The Boston Regional Intelligence Center (BRIC), an anti-terrorism agency run by the Boston Police Department with state and federal support, was the focus of Congressional scrutiny this month for failing to know anything about the late marathon bombing suspect Tamerlan Tsarnaev, both before and immediately after the April 15 attack, despite the Russian government warning the FBI about his possible terrorist training activities.
At the same time, BRIC kept extensive spy files on non-criminal activities of peaceful Boston organizations, as an American Civil Liberties Union of Massachusetts and National Lawyers Guild lawsuit revealed last year. That included a 2007 anti-war event at a Jamaica Plain church that was labeled a “criminal act” by “extremists” by BPD spies reporting to BRIC, as the Gazette previously reported.
The 2007 event, which was covered by the Gazette and held at the former Central Congregational Church, was organized by a JP resident involved in the Stop the Wars Coalition, an anti-war group featured repeatedly in secret BRIC files. Speakers at the event included famed national peace activist Cindy Sheehan; Grace Ross, a former candidate for governor; then City Councilor Felix D. Arroyo of JP, the father of current mayoral candidate Felix G. Arroyo; and Mélida Arredondo, Carlos’s wife.

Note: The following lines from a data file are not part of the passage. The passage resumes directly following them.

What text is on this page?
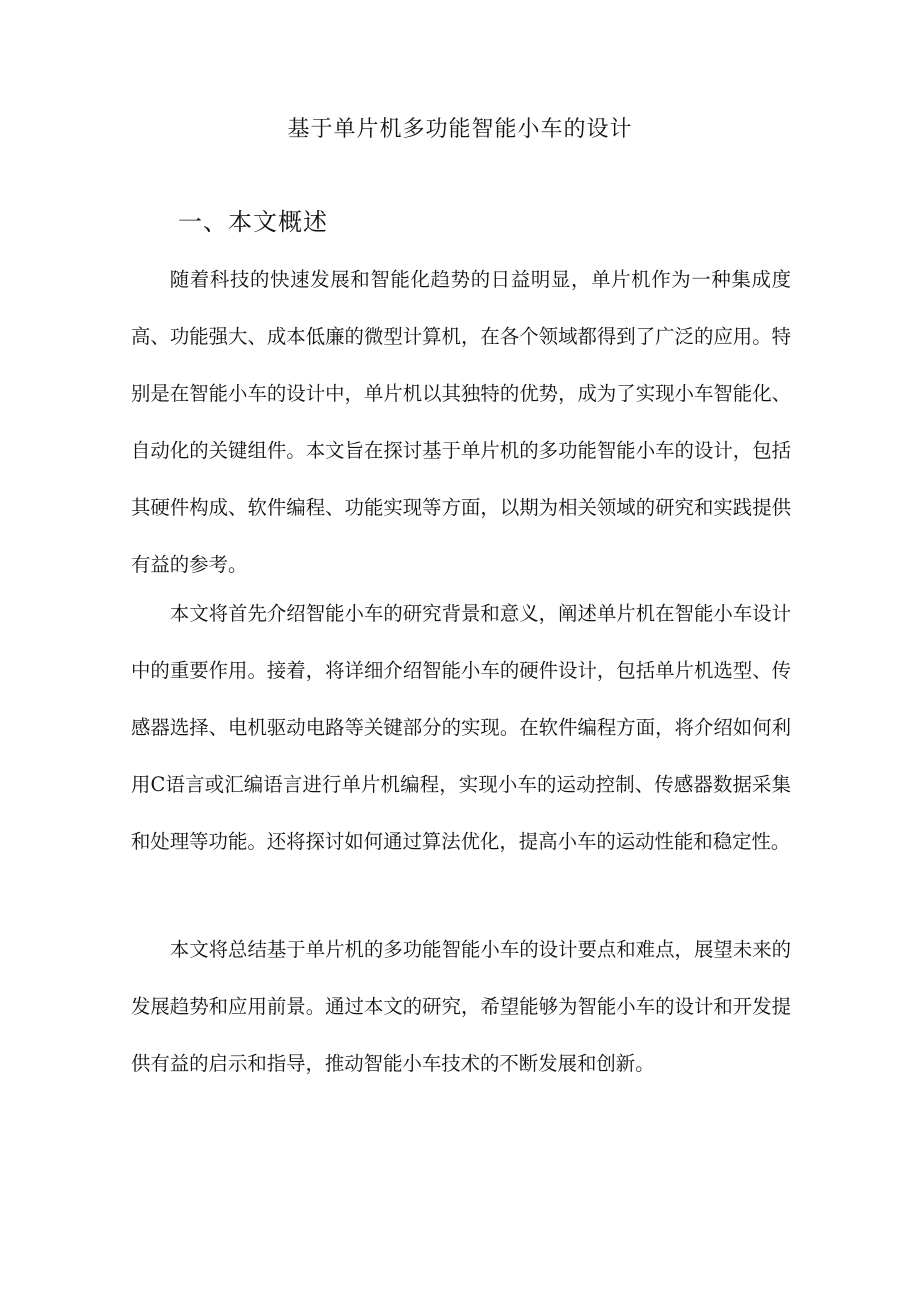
基于单片机多功能智能小车的设计
一、本文概述

随着科技的快速发展和智能化趋势的日益明显，单片机作为一种集成度高、功能强大、成本低廉的微型计算机，在各个领域都得到了广泛的应用。特别是在智能小车的设计中，单片机以其独特的优势，成为了实现小车智能化、自动化的关键组件。本文旨在探讨基于单片机的多功能智能小车的设计，包括其硬件构成、软件编程、功能实现等方面，以期为相关领域的研究和实践提供有益的参考。

本文将首先介绍智能小车的研究背景和意义，阐述单片机在智能小车设计中的重要作用。接着，将详细介绍智能小车的硬件设计，包括单片机选型、传感器选择、电机驱动电路等关键部分的实现。在软件编程方面，将介绍如何利用C语言或汇编语言进行单片机编程，实现小车的运动控制、传感器数据采集和处理等功能。还将探讨如何通过算法优化，提高小车的运动性能和稳定性。

本文将总结基于单片机的多功能智能小车的设计要点和难点，展望未来的发展趋势和应用前景。通过本文的研究，希望能够为智能小车的设计和开发提供有益的启示和指导，推动智能小车技术的不断发展和创新。
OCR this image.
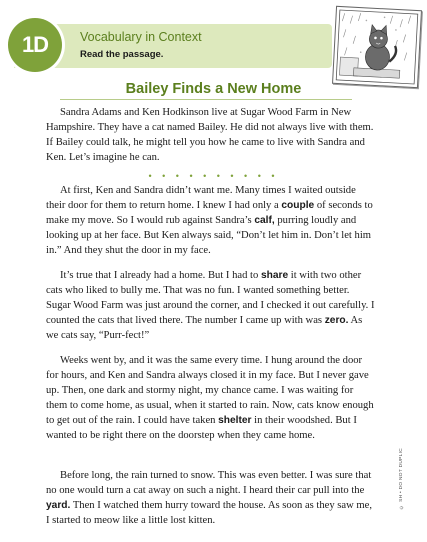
1D	Vocabulary in Context
Read the passage.
Bailey Finds a New Home

Sandra Adams and Ken Hodkinson live at Sugar Wood Farm in New Hampshire. They have a cat named Bailey. He did not always live with them. If Bailey could talk, he might tell you how he came to live with Sandra and Ken. Let’s imagine he can.

• • • • • • • • • •

At first, Ken and Sandra didn’t want me. Many times I waited outside their door for them to return home. I knew I had only a couple of seconds to make my move. So I would rub against Sandra’s calf, purring loudly and looking up at her face. But Ken always said, “Don’t let him in. Don’t let him in.” And they shut the door in my face.

It’s true that I already had a home. But I had to share it with two other cats who liked to bully me. That was no fun. I wanted something better. Sugar Wood Farm was just around the corner, and I checked it out carefully. I counted the cats that lived there. The number I came up with was zero. As we cats say, “Purr-fect!”

Weeks went by, and it was the same every time. I hung around the door for hours, and Ken and Sandra always closed it in my face. But I never gave up. Then, one dark and stormy night, my chance came. I was waiting for them to come home, as usual, when it started to rain. Now, cats know enough to get out of the rain. I could have taken shelter in their woodshed. But I wanted to be right there on the doorstep when they came home.

Before long, the rain turned to snow. This was even better. I was sure that no one would turn a cat away on such a night. I heard their car pull into the yard. Then I watched them hurry toward the house. As soon as they saw me, I started to meow like a little lost kitten.

© SH • DO NOT DUPLIC
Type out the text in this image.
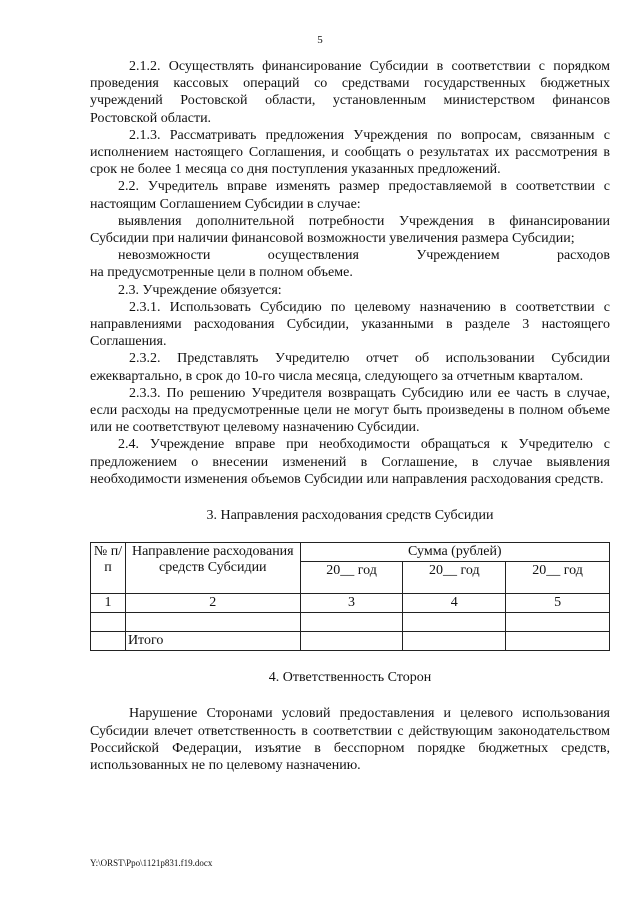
5

2.1.2. Осуществлять финансирование Субсидии в соответствии с порядком проведения кассовых операций со средствами государственных бюджетных учреждений Ростовской области, установленным министерством финансов Ростовской области.

2.1.3. Рассматривать предложения Учреждения по вопросам, связанным с исполнением настоящего Соглашения, и сообщать о результатах их рассмотрения в срок не более 1 месяца со дня поступления указанных предложений.

2.2. Учредитель вправе изменять размер предоставляемой в соответствии с настоящим Соглашением Субсидии в случае:

выявления дополнительной потребности Учреждения в финансировании Субсидии при наличии финансовой возможности увеличения размера Субсидии;

невозможности осуществления Учреждением расходов

на предусмотренные цели в полном объеме.

2.3. Учреждение обязуется:

2.3.1. Использовать Субсидию по целевому назначению в соответствии с направлениями расходования Субсидии, указанными в разделе 3 настоящего Соглашения.

2.3.2. Представлять Учредителю отчет об использовании Субсидии ежеквартально, в срок до 10-го числа месяца, следующего за отчетным кварталом.

2.3.3. По решению Учредителя возвращать Субсидию или ее часть в случае, если расходы на предусмотренные цели не могут быть произведены в полном объеме или не соответствуют целевому назначению Субсидии.

2.4. Учреждение вправе при необходимости обращаться к Учредителю с предложением о внесении изменений в Соглашение, в случае выявления необходимости изменения объемов Субсидии или направления расходования средств.

3. Направления расходования средств Субсидии

№ п/п	Направление расходования средств Субсидии	Сумма (рублей)		
		20__ год	20__ год	20__ год
1	2	3	4	5

	Итого			

4. Ответственность Сторон

Нарушение Сторонами условий предоставления и целевого использования Субсидии влечет ответственность в соответствии с действующим законодательством Российской Федерации, изъятие в бесспорном порядке бюджетных средств, использованных не по целевому назначению.

Y:\ORST\Ppo\1121p831.f19.docx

The Arredondos are Roslindale residents with strong ties to JP who have been nationally prominent peace activists since the 2004 death of Carlos’s son Alexander, a Marine, in Iraq. After the BRIC revelations last year, Mélida told the Gazette that she and Carlos had “suspected…for years” that the police were spying on their peaceful, legal activities.
Mélida said at the time that she and Carlos were looking back on several odd incidents in a new light. That included the BPD arresting Carlos outside BPD headquarters in Roxbury during the 2009 funeral procession for U.S. Sen. Edward Kennedy as Carlos attempted to display a flag and pro-Kennedy signs like many other people on the street. All charges were dropped, she said.

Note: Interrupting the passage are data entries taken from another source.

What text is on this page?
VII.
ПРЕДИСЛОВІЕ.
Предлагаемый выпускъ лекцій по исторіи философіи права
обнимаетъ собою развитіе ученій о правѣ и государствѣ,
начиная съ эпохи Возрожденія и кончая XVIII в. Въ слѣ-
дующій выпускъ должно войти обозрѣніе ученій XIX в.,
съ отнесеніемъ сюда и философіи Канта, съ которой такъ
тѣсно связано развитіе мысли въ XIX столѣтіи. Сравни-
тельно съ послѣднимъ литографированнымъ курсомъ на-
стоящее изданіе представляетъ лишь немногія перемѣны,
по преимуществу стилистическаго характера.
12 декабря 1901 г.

The Arredondos attended this year’s Boston Marathon in support of a fund-raiser for mental health services for military veterans and were seated at the finish line when the bombs went off. Carlos became a globally famous hero of the attack when he rushed to rescue victims and appeared in iconic news photos of the event. One of the victims whose life he helped save reportedly became a key witness in identifying Tamerlan Tsarnaev as a suspect.
While the activities of Mélida and possibly Carlos Arredondo were in the BRIC spy files, those of Tsarnaev were not. The question of why local authorities never heard of Tsarnaev, despite international anti-terrorism agencies investigating him, has led to widely reported finger-pointing between state and Boston police and the FBI, as Gazette columnist Chris Faraone essayed this week in a DigBoston article. Testifying before Congress earlier this month, BPD Commissioner Ed Davis said it is hard to say whether advance knowledge of Tsarnaev could have prevented the bombing, but BPD would have wanted to interview him, as the Boston Globe reported. Davis also said that local authorities did not know about the federal anti-terrorism investigations of Tsarnaev until after he had been killed during a police manhunt for the bombing suspects.

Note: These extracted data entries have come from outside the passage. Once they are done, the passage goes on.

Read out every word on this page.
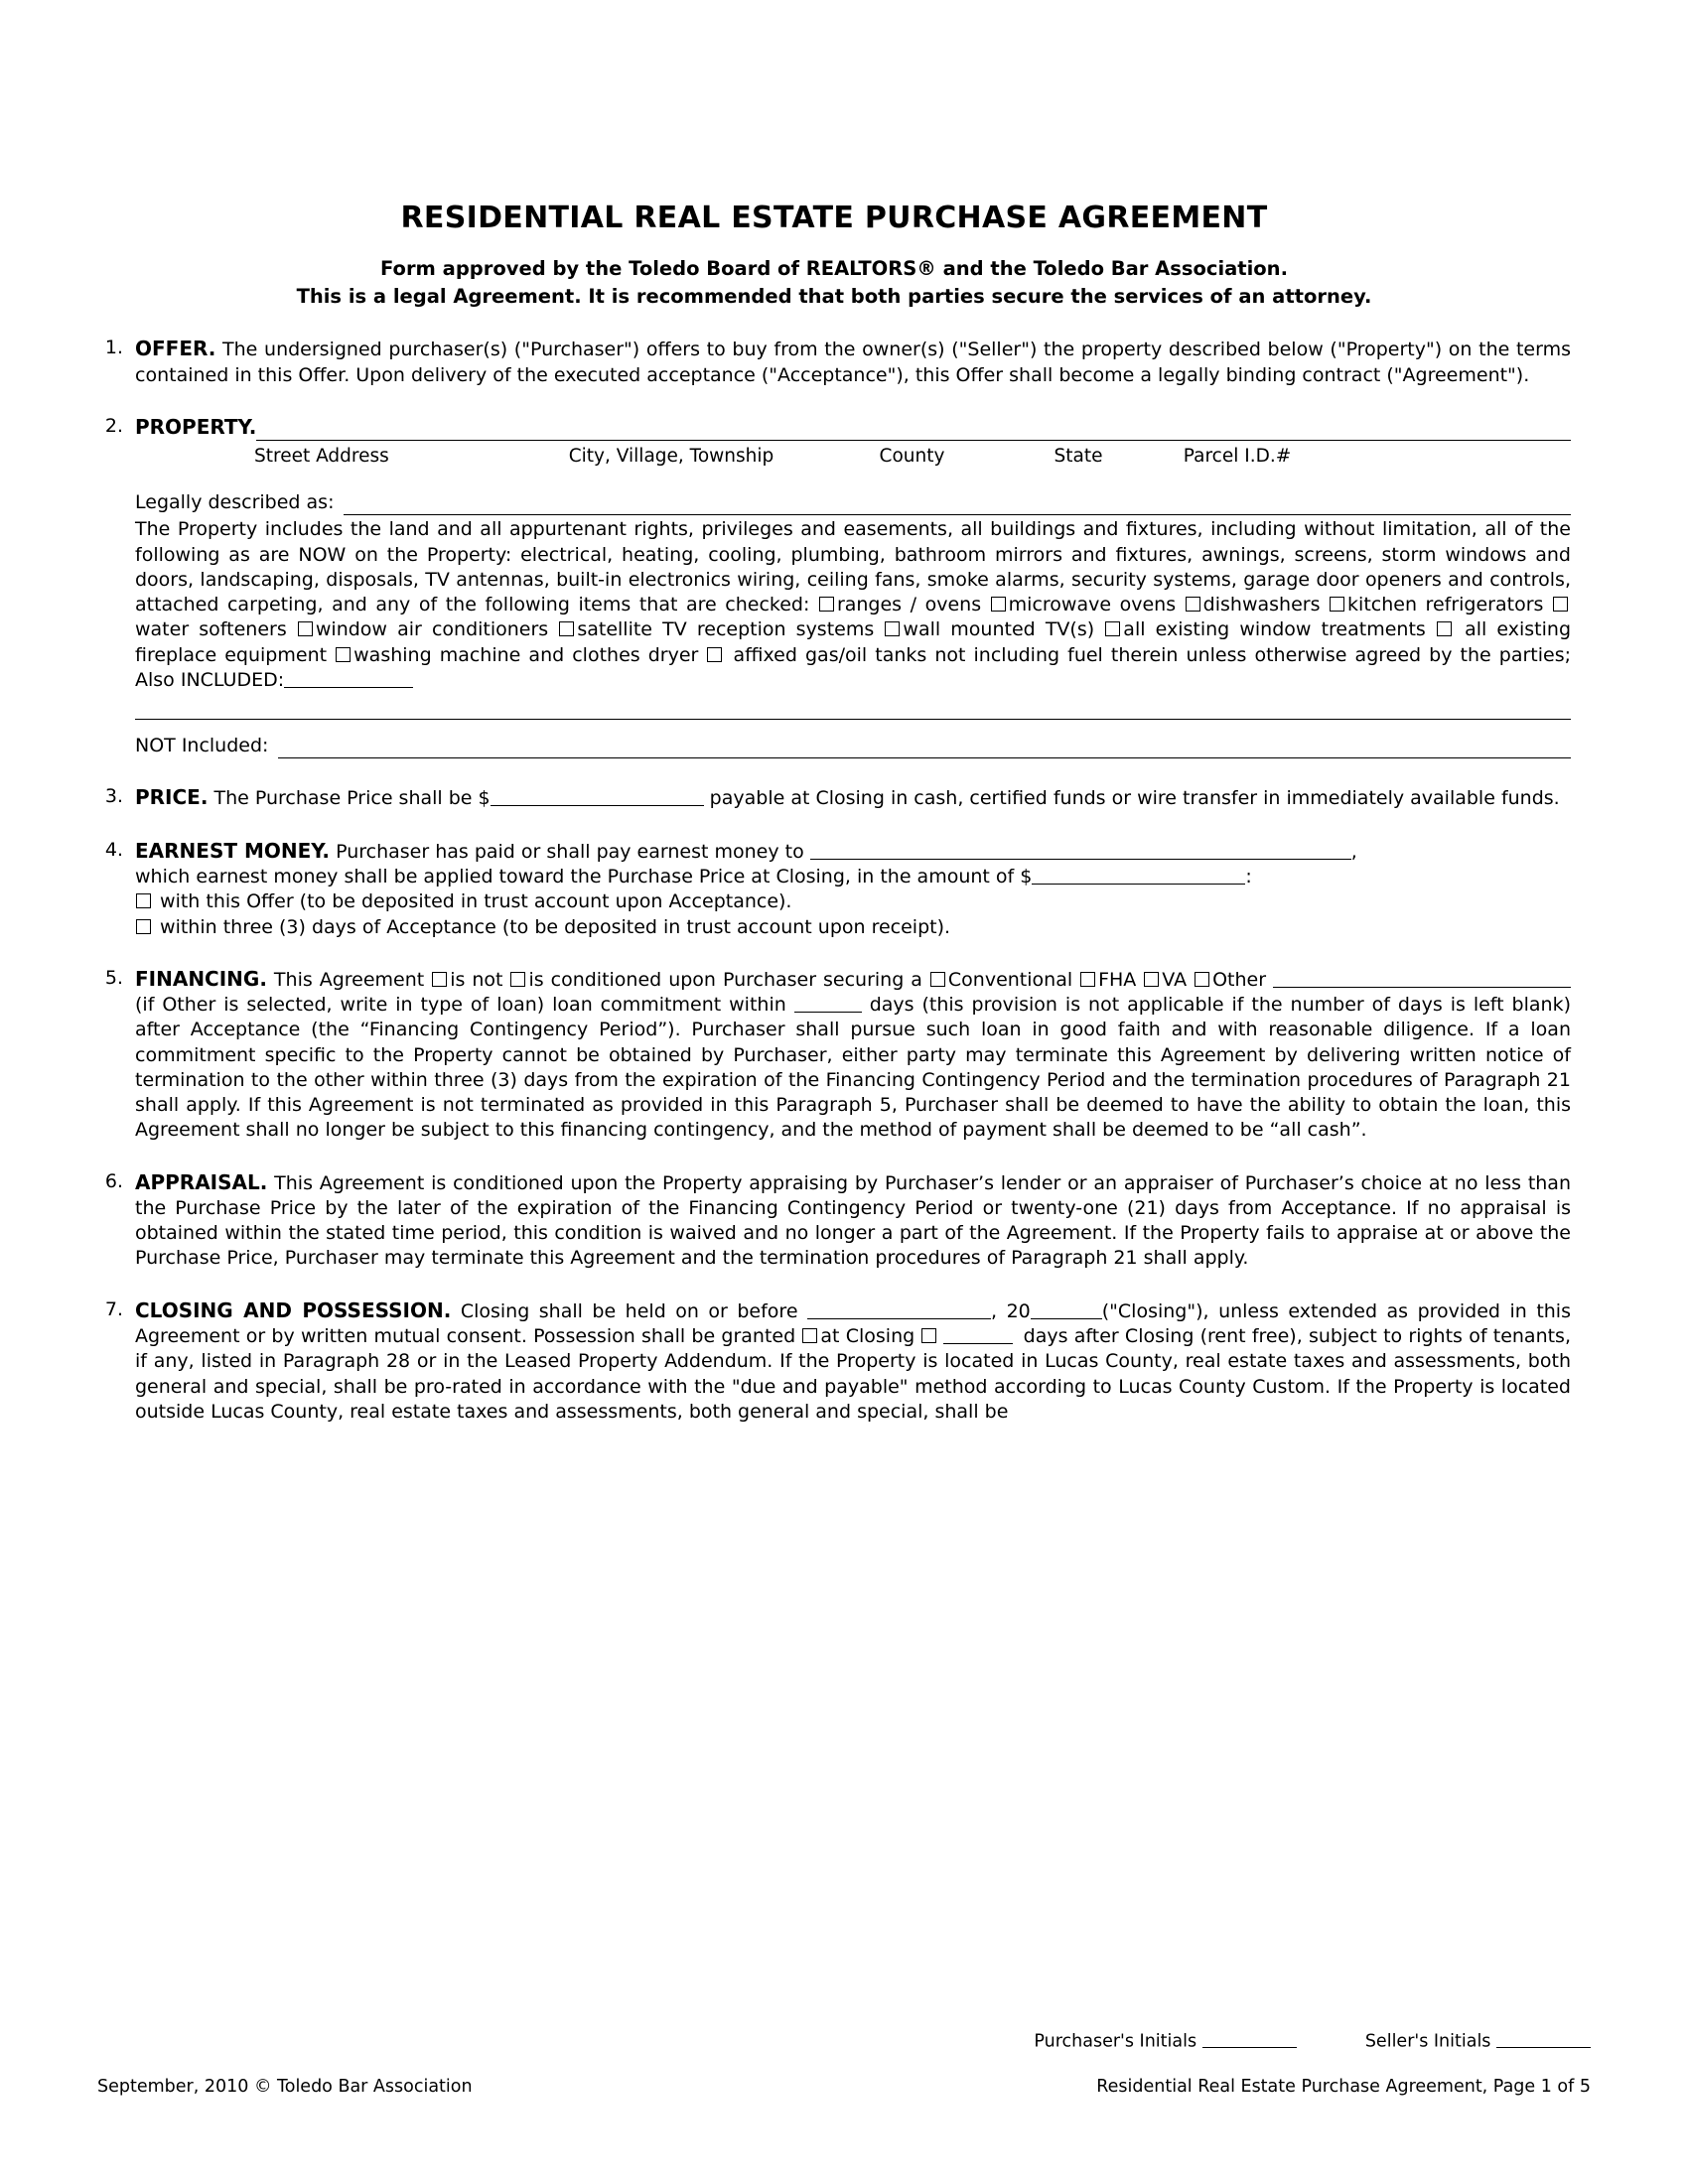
RESIDENTIAL REAL ESTATE PURCHASE AGREEMENT
Form approved by the Toledo Board of REALTORS® and the Toledo Bar Association.
This is a legal Agreement. It is recommended that both parties secure the services of an attorney.
1. OFFER. The undersigned purchaser(s) ("Purchaser") offers to buy from the owner(s) ("Seller") the property described below ("Property") on the terms contained in this Offer. Upon delivery of the executed acceptance ("Acceptance"), this Offer shall become a legally binding contract ("Agreement").
2. PROPERTY.
Street Address	City, Village, Township	County	State	Parcel I.D.#
Legally described as:
The Property includes the land and all appurtenant rights, privileges and easements, all buildings and fixtures, including without limitation, all of the following as are NOW on the Property: electrical, heating, cooling, plumbing, bathroom mirrors and fixtures, awnings, screens, storm windows and doors, landscaping, disposals, TV antennas, built-in electronics wiring, ceiling fans, smoke alarms, security systems, garage door openers and controls, attached carpeting, and any of the following items that are checked: ranges / ovens microwave ovens dishwashers kitchen refrigerators water softeners window air conditioners satellite TV reception systems wall mounted TV(s) all existing window treatments  all existing fireplace equipment washing machine and clothes dryer  affixed gas/oil tanks not including fuel therein unless otherwise agreed by the parties; Also INCLUDED:
NOT Included:
3. PRICE. The Purchase Price shall be $	payable at Closing in cash, certified funds or wire transfer in immediately available funds.
4. EARNEST MONEY. Purchaser has paid or shall pay earnest money to	,
which earnest money shall be applied toward the Purchase Price at Closing, in the amount of $	:
with this Offer (to be deposited in trust account upon Acceptance).
within three (3) days of Acceptance (to be deposited in trust account upon receipt).
5. FINANCING. This Agreement is not is conditioned upon Purchaser securing a Conventional FHA VA Other  (if Other is selected, write in type of loan) loan commitment within	days (this provision is not applicable if the number of days is left blank) after Acceptance (the “Financing Contingency Period”). Purchaser shall pursue such loan in good faith and with reasonable diligence. If a loan commitment specific to the Property cannot be obtained by Purchaser, either party may terminate this Agreement by delivering written notice of termination to the other within three (3) days from the expiration of the Financing Contingency Period and the termination procedures of Paragraph 21 shall apply. If this Agreement is not terminated as provided in this Paragraph 5, Purchaser shall be deemed to have the ability to obtain the loan, this Agreement shall no longer be subject to this financing contingency, and the method of payment shall be deemed to be “all cash”.
6. APPRAISAL. This Agreement is conditioned upon the Property appraising by Purchaser’s lender or an appraiser of Purchaser’s choice at no less than the Purchase Price by the later of the expiration of the Financing Contingency Period or twenty-one (21) days from Acceptance. If no appraisal is obtained within the stated time period, this condition is waived and no longer a part of the Agreement. If the Property fails to appraise at or above the Purchase Price, Purchaser may terminate this Agreement and the termination procedures of Paragraph 21 shall apply.
7. CLOSING AND POSSESSION. Closing shall be held on or before	, 20	("Closing"), unless extended as provided in this Agreement or by written mutual consent. Possession shall be granted at Closing	days after Closing (rent free), subject to rights of tenants, if any, listed in Paragraph 28 or in the Leased Property Addendum. If the Property is located in Lucas County, real estate taxes and assessments, both general and special, shall be pro-rated in accordance with the "due and payable" method according to Lucas County Custom. If the Property is located outside Lucas County, real estate taxes and assessments, both general and special, shall be
Purchaser's Initials	Seller's Initials
September, 2010 © Toledo Bar Association	Residential Real Estate Purchase Agreement, Page 1 of 5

BRIC is one of many state and local “fusion centers,” or anti-terrorism intelligence-gathering centers, around the country. Shortly before BRIC’s spy files on local peace groups were revealed last fall, the U.S. Senate Permanent Subcommittee on Investigations released a scathing report about fusion centers. The two-year, bipartisan Senate investigation found that fusion centers, despite spending enormous sums of federal Department of Homeland Security funds, frequently produced “shoddy” reports, endangered civil liberties and privacy, and could not point to a single terrorist threat they had identified or disrupted in the previous 13 months.
Local residents made similar complaints to the Gazette about BRIC following last year’s report. Mélida Arredondo called the secret files about the 2007 anti-war event a “waste of taxpayer dollars.”
“We should reserve those titles [in the BRIC file] for actual criminals and extremists and not people exercising their constitutional right to protest,” City Councilor Felix G. Arroyo said at the time.
Despite the findings and documents in last year’s report, BPD claimed at the time that it does not maintain surveillance or files on peaceful people and groups. A spokesperson also said BPD would have no further comment on the issue, including no explanation of what about the JP event was suspected to be “criminal” and “extremist.”